Apologies, we’re a bit later than planned with the results of last week’s poll.

We won’t go through every single strip that was included, but it is perhaps worth noting that there was one option which received zero votes – the current Bayern offering with its ‘Santa beard’.
The 2025-26 kit is only red and white, which technically ticks the box of the hard-line Bayern fans that wanted blue to be dispensed with.
However, five of the top six in the final standings feature blue – with the caveat that the electorate was a wider spectrum rather than merely supporters of the club.


There were two kits tied in fifth place, each receiving 7 percent of the vote. The 1997-1999 kit represented a major change when it was introduced – its inspiration was certainly a left-field one.
Receiving the same level of support was the highest blue-less offering – the 2013-14 outfit which was also used as Bayern won the 2012-13 Champions League final, when Arjen Robben scored the winner against Borussia Dortmund at Wembley.

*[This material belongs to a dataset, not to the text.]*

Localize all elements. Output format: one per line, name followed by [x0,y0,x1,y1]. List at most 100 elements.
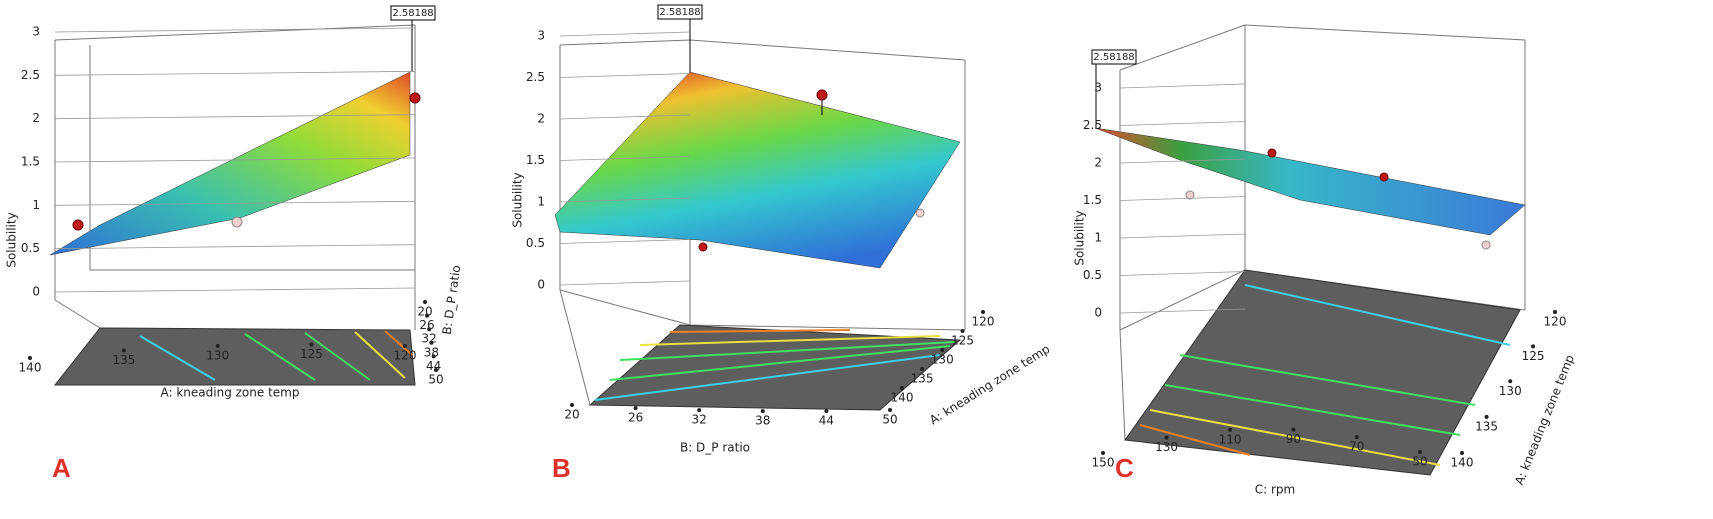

Receiving one more vote than those two was the 2014-15 Bayern primary kit, the last time that they opted for stripes.
With 8 percent in third place was the 1999-2001 home strip, which took the colours of its precedessor and flipped the order of priority in a nice design.


It could perhaps be said to be a direct descendant of the the oldest option available to vote for, the 1991-93 home, which came second with 14 percent of the poll.
Utilising adidas’s ‘Equipment A’ design, it reintroduced blue to the home palette for the first time since the 1970s. Is successor, 1993-95, evolved the design but was not as popular – top ten here but no higher. However, the next one after that, 1995-97, proved to be the winner.

Perhaps benefiting from familiarity as the same style was used by Crystal Palace from 1996-98, it led from the off and garnered 18 percent of the votes.